Thoughts/Takeaways and How Murray Might Impact ADA Jurisprudence


  1. This case may have significant repercussions with respect to the ADA. For example, the retaliation provision of the ADA, which can be found at 42 U.S.C. §12203(a) is written in the same way at the retaliation statute in Sarbanes-Oxley. That is, the word “discriminate,” leads off the statutory provision. As a result, a strong likelihood exists that any effort of a defense attorney to show that retaliation with respect to the ADA involves showing retaliatory animus will likely fail.
  2. What is missing from the ADA in terms of the statutory provisions is the burden-shifting baked into Sarbanes-Oxley. As we have discussed multiple times, such as here, McDonnell Douglas has over the years taken over summary judgment when it comes to ADA cases, particularly on the employment side. We know from this blog that whether that kind of approach will continue to make sense is very much up in the air. The hard thing to figure out from Murray is whether the discussion of burden shifting and motivating factor is expressing some kind of affinity for that kind of framework or whether the discussion is occurring because of the statutory provisions contained in Sarbanes-Oxley. The answer to that question matters because of trying to hazard a guess as to whether the Supreme Court will continue with McDonnell Douglas as a summary judgment tool or whether it will adopt an approach like the Seventh Circuit, which we discussed here, or an approach like the 11th Circuit, which we discussed here.

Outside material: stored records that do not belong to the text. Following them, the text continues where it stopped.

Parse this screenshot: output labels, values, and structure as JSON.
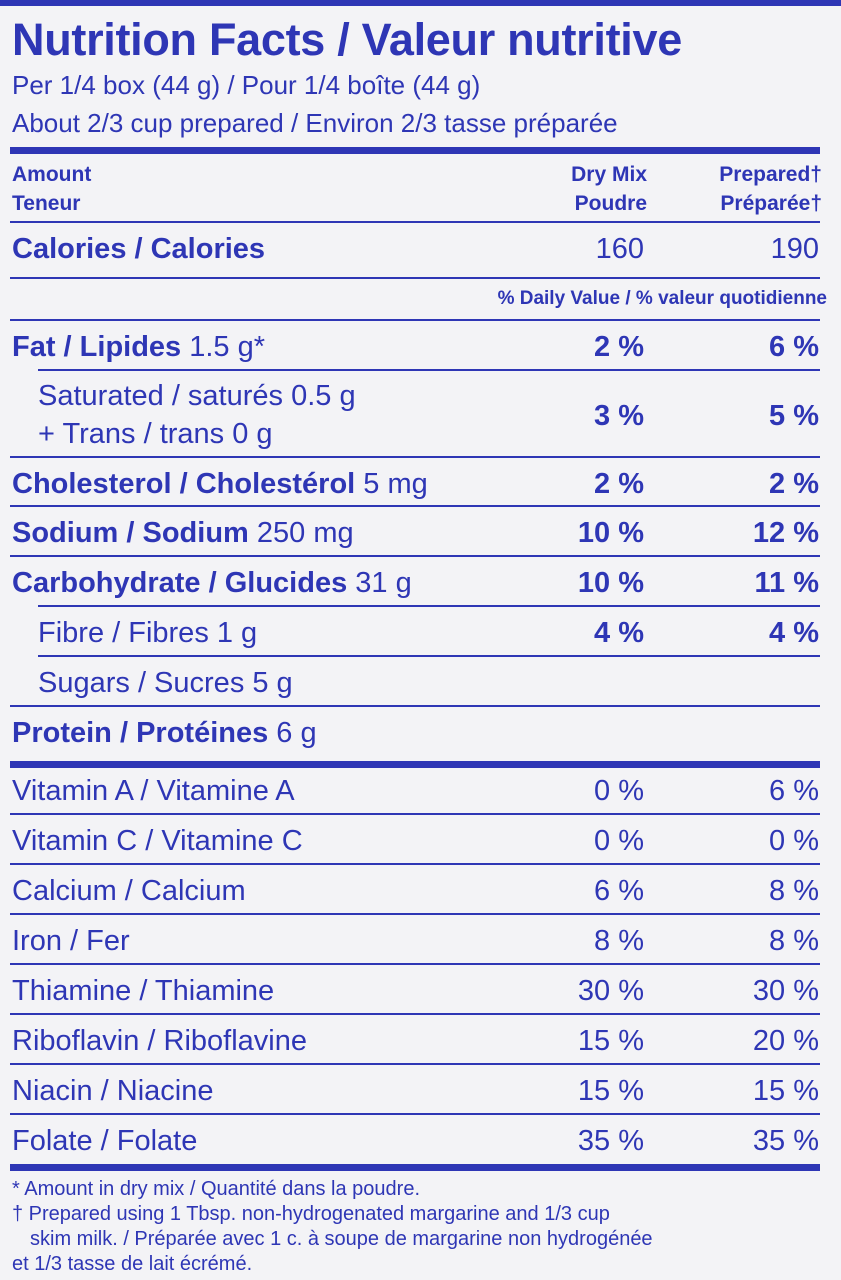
{
  "title": "Nutrition Facts / Valeur nutritive",
  "serving_line1": "Per 1/4 box (44 g) / Pour 1/4 boîte (44 g)",
  "serving_line2": "About 2/3 cup prepared / Environ 2/3 tasse préparée",
  "header": {
    "amount": "Amount",
    "teneur": "Teneur",
    "dry_mix": "Dry Mix",
    "poudre": "Poudre",
    "prepared": "Prepared†",
    "preparee": "Préparée†"
  },
  "calories": {
    "label": "Calories / Calories",
    "dry": "160",
    "prepared": "190"
  },
  "daily_value_heading": "% Daily Value / % valeur quotidienne",
  "nutrients": [
    {
      "name": "Fat / Lipides",
      "amount": "1.5 g*",
      "dry": "2 %",
      "prepared": "6 %"
    },
    {
      "name": "Saturated / saturés 0.5 g",
      "name2": "+ Trans / trans 0 g",
      "dry": "3 %",
      "prepared": "5 %"
    },
    {
      "name": "Cholesterol / Cholestérol",
      "amount": "5 mg",
      "dry": "2 %",
      "prepared": "2 %"
    },
    {
      "name": "Sodium / Sodium",
      "amount": "250 mg",
      "dry": "10 %",
      "prepared": "12 %"
    },
    {
      "name": "Carbohydrate / Glucides",
      "amount": "31 g",
      "dry": "10 %",
      "prepared": "11 %"
    },
    {
      "name": "Fibre / Fibres 1 g",
      "dry": "4 %",
      "prepared": "4 %"
    },
    {
      "name": "Sugars / Sucres 5 g"
    },
    {
      "name": "Protein / Protéines",
      "amount": "6 g"
    }
  ],
  "vitamins": [
    {
      "name": "Vitamin A / Vitamine A",
      "dry": "0 %",
      "prepared": "6 %"
    },
    {
      "name": "Vitamin C / Vitamine C",
      "dry": "0 %",
      "prepared": "0 %"
    },
    {
      "name": "Calcium / Calcium",
      "dry": "6 %",
      "prepared": "8 %"
    },
    {
      "name": "Iron / Fer",
      "dry": "8 %",
      "prepared": "8 %"
    },
    {
      "name": "Thiamine / Thiamine",
      "dry": "30 %",
      "prepared": "30 %"
    },
    {
      "name": "Riboflavin / Riboflavine",
      "dry": "15 %",
      "prepared": "20 %"
    },
    {
      "name": "Niacin / Niacine",
      "dry": "15 %",
      "prepared": "15 %"
    },
    {
      "name": "Folate / Folate",
      "dry": "35 %",
      "prepared": "35 %"
    }
  ],
  "footnotes": {
    "line1": "* Amount in dry mix / Quantité dans la poudre.",
    "line2": "† Prepared using 1 Tbsp. non-hydrogenated margarine and 1/3 cup",
    "line3": "skim milk. / Préparée avec 1 c. à soupe de margarine non hydrogénée",
    "line4": "et 1/3 tasse de lait écrémé."
  },
  "colors": {
    "ink": "#2e36b5",
    "background": "#f3f3f6"
  }
}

  3. It is also interesting to think about this case with respect to whether a person alleging retaliation can get damages, a point with the courts are all over the place on as we discussed here. As I mentioned in that blog entry, Justice Alito when he was on the Circuit Court bench wrote an opinion where he said that retaliation is discrimination. That decision combined with this decision does have you wondering whether damages are possible in a retaliation case.

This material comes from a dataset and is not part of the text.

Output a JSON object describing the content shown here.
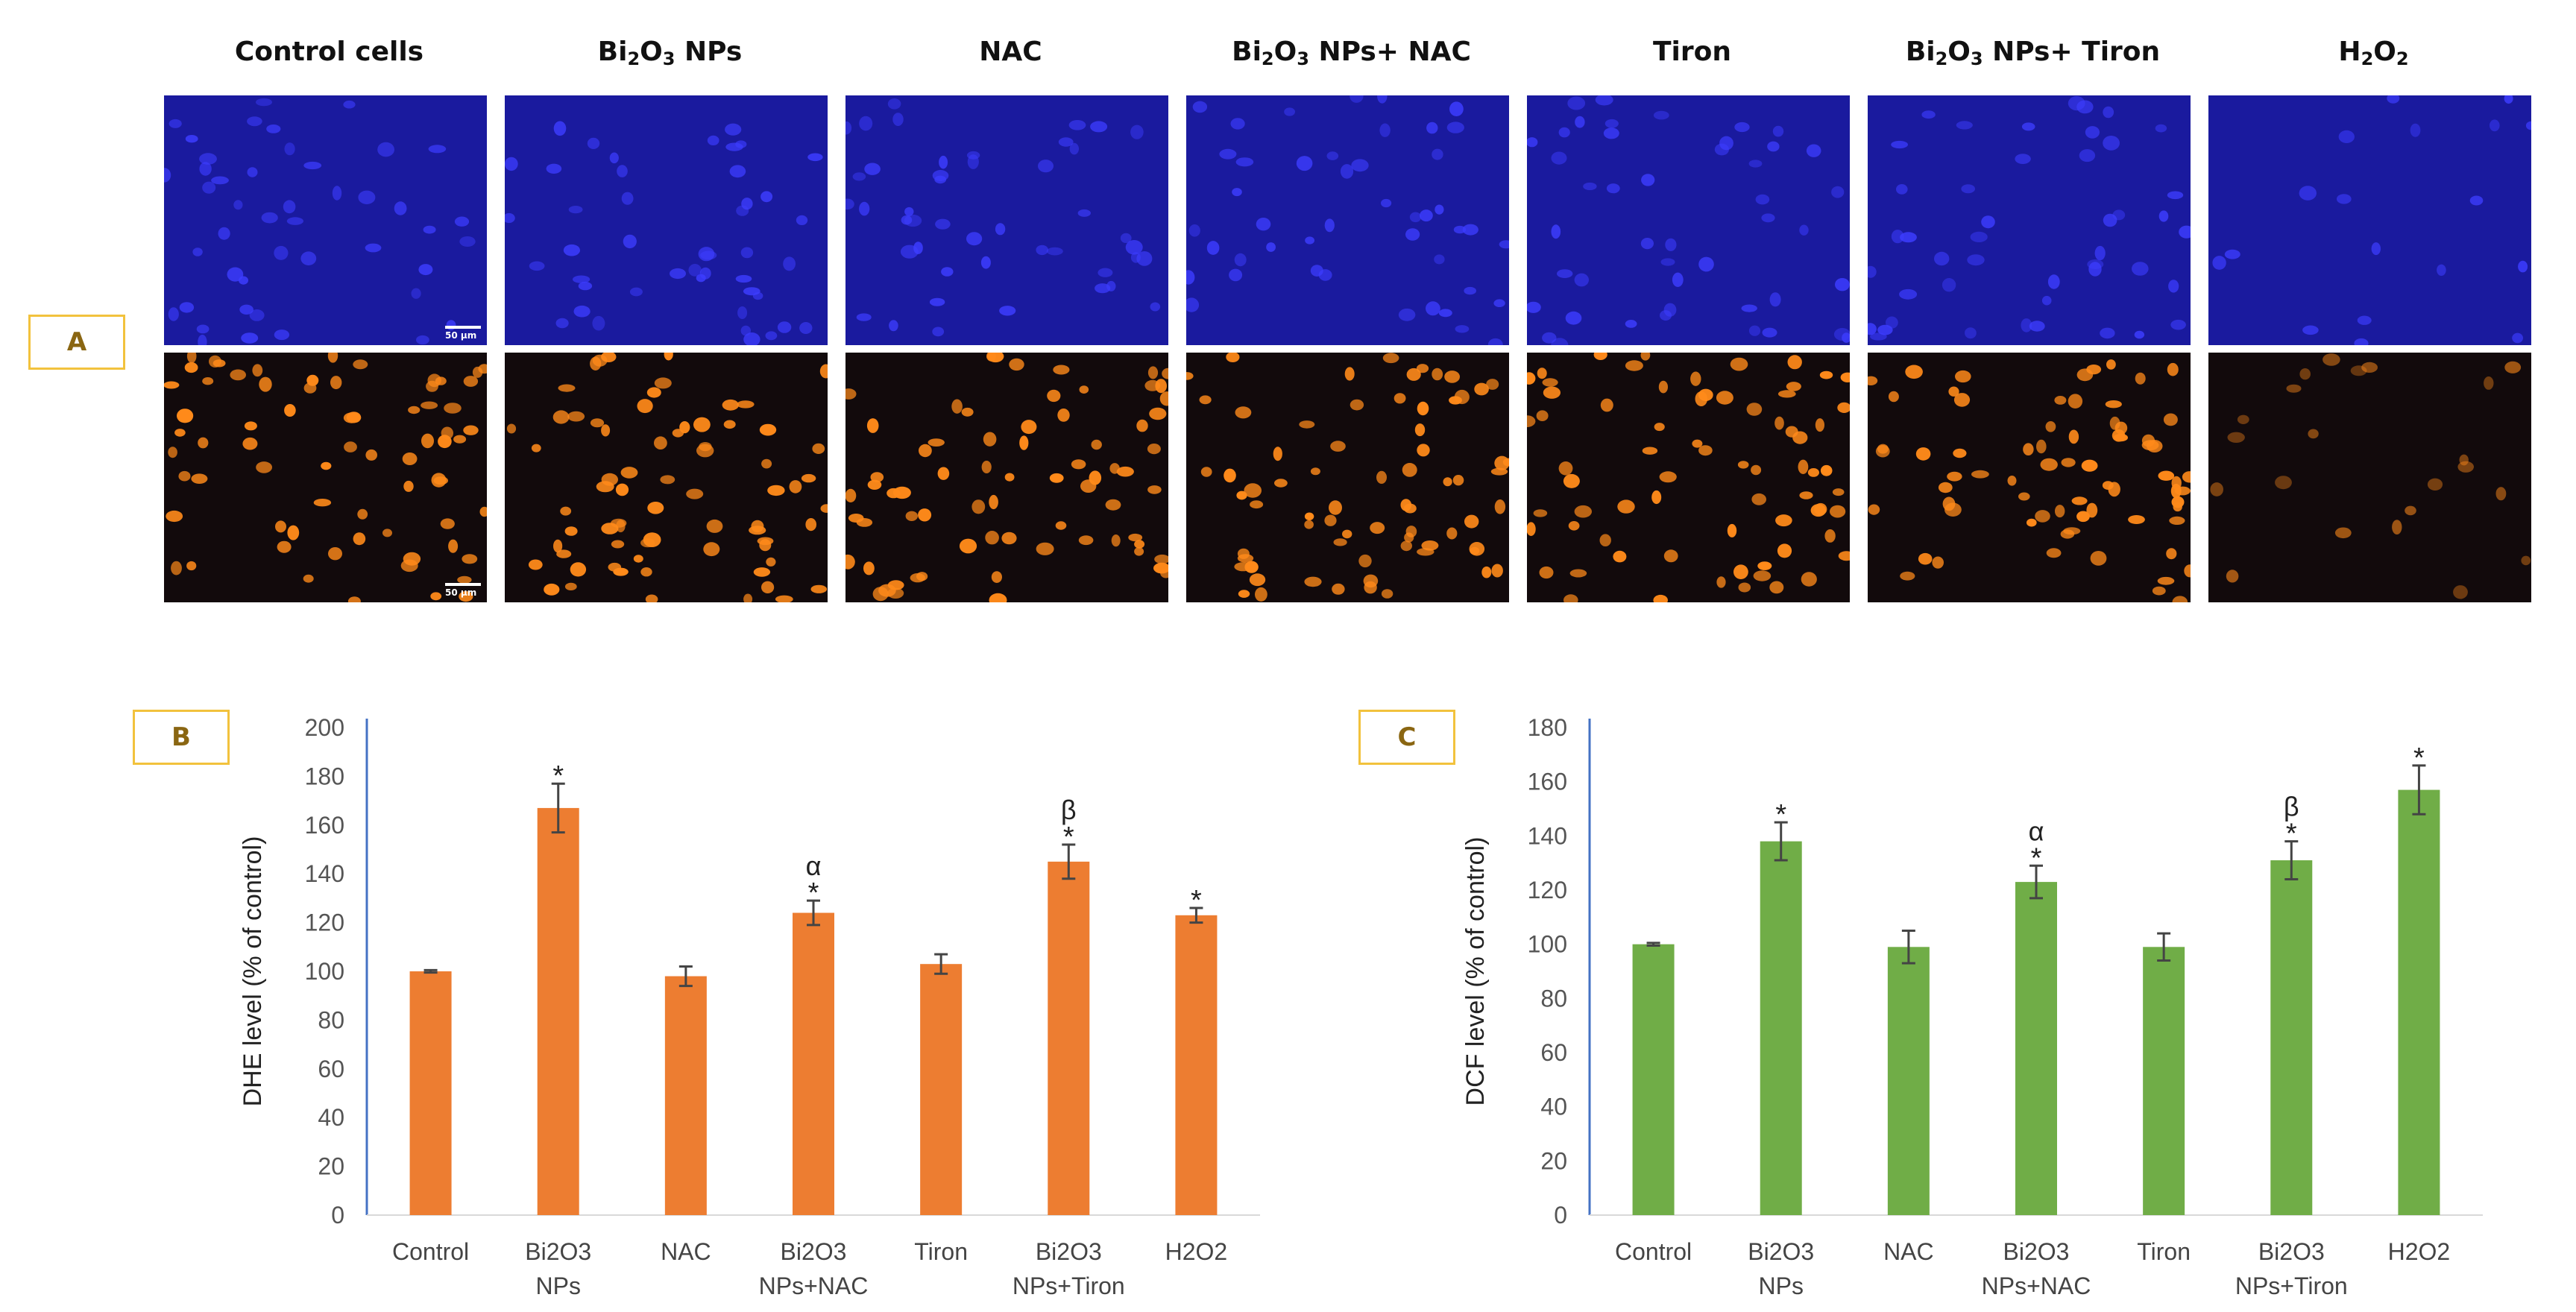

  4. Bostock, which we discussed here, is an absolute must read when it comes to causation.
  5. As Justice Alito says, you still have to show intentional discrimination.

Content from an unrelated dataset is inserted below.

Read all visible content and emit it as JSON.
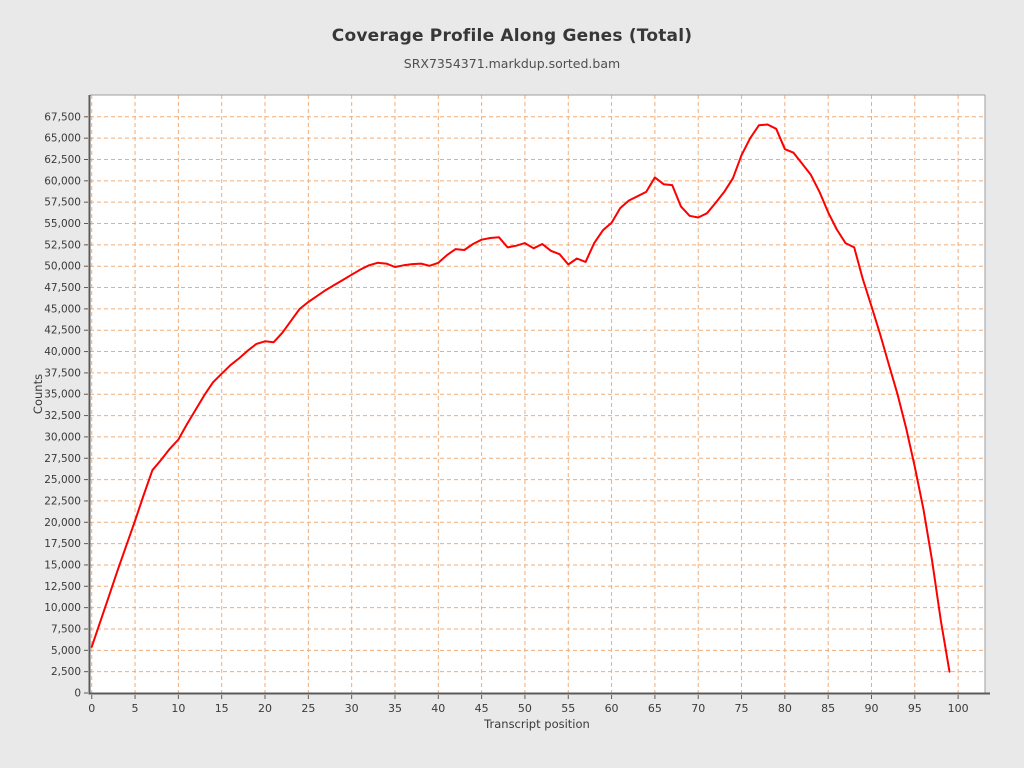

  6. We know that compensatory damages under title II are only possible upon a showing of deliberate indifference, see this blog entry for example. We also know that deliberate indifference can mean different things depending upon the jurisdiction you are in, such as here for example. As far as I can tell, “deliberate indifference,” is a judicially created standard for Rehabilitation Act cases and for title II cases. The language of this decision is broad enough to create a real issue in my mind whether “deliberate indifference,” for the reasons the Court describes in Murray, is still good law. Definitely look for plaintiffs attorneys to begin exploring this in title II and §504 cases. It also raises the issue of what might be the likelihood or not of the Court deciding whether emotional distress damages can be available under title II of the ADA. We already know from Cummings, here, that emotional distress damages are not available under the Rehabilitation Act absent a change in the law from Congress. The jury is still out so to speak, and especially now after Murray, as to whether the same analysis will apply to title II cases.